47:30: Joe noodles on the piano,[6] speaks in a parody French accent with a woman. She speaks some actual French and sings. They flirt.

Legacy Synopsis

The first half of the program is a narrative monologue. Our protagonist has a strange encounter with an old woman who insults him and then dies while in line at the airport. He reflects on his son's failure at baseball. He sees his wife waiting to meet an other man, follows her, discovers it is someone else. He remembers being harsh when his son was frightened at a scary movie. He's told that he has terminal cancer and is offered an experimental treatment. A surgeon dressed in a Santa Claus suit fills a table with instruments from various fields. The man finds a photo that shows his contempt for his son, and he feels that he deserves death.

The rest of the program is a montage of short pieces, broken with the passage in which a woman says "Kisses are wonderful" and a couple fights in Spanish set against "A Kiss is Still a Kiss."
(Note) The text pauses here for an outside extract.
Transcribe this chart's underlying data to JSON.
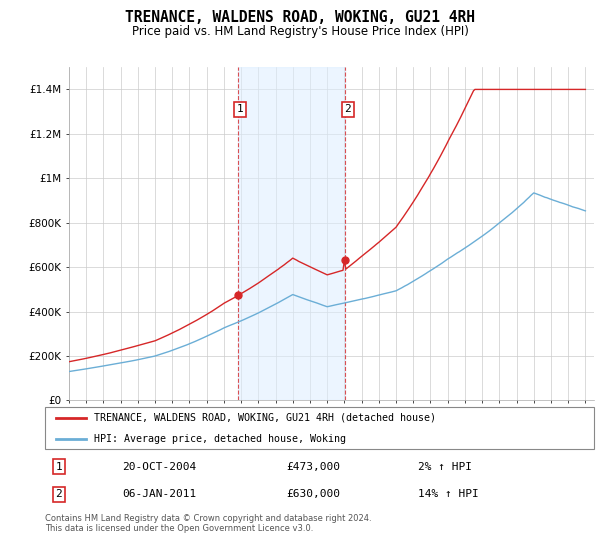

  • A man and woman talk in what sounds like a crowded bar. A discussion of TV shows, the A&E channel, the shallow depth of youthful philosophy, restraining orders.
  • Joe imagines a lifetime with a cellist who passes on the street.
  • Joe and a woman sing playful ad-lib songs in English and French at the piano.

Music

Footnotes

  1. the old lady at the airport had asked David if he were a physician because she knew a physician at Hillcrest who wore the same kind of shoes
  2. He says, 'While you were unconscious we performed a number of diagnostic tests.' but David was conscious after the accident, felt himself up, decided he didn't have any serious injuries.
  3. 'a small Northern California town about four or five hours north of here'. Westminster is in Orange County, south of LA. David never got on his flight, so how did he get from Chicago to 4 or 5 hours south of a town in Northern California?
  4. originally aired in To The Bar Life; re-used in Where Will It End?.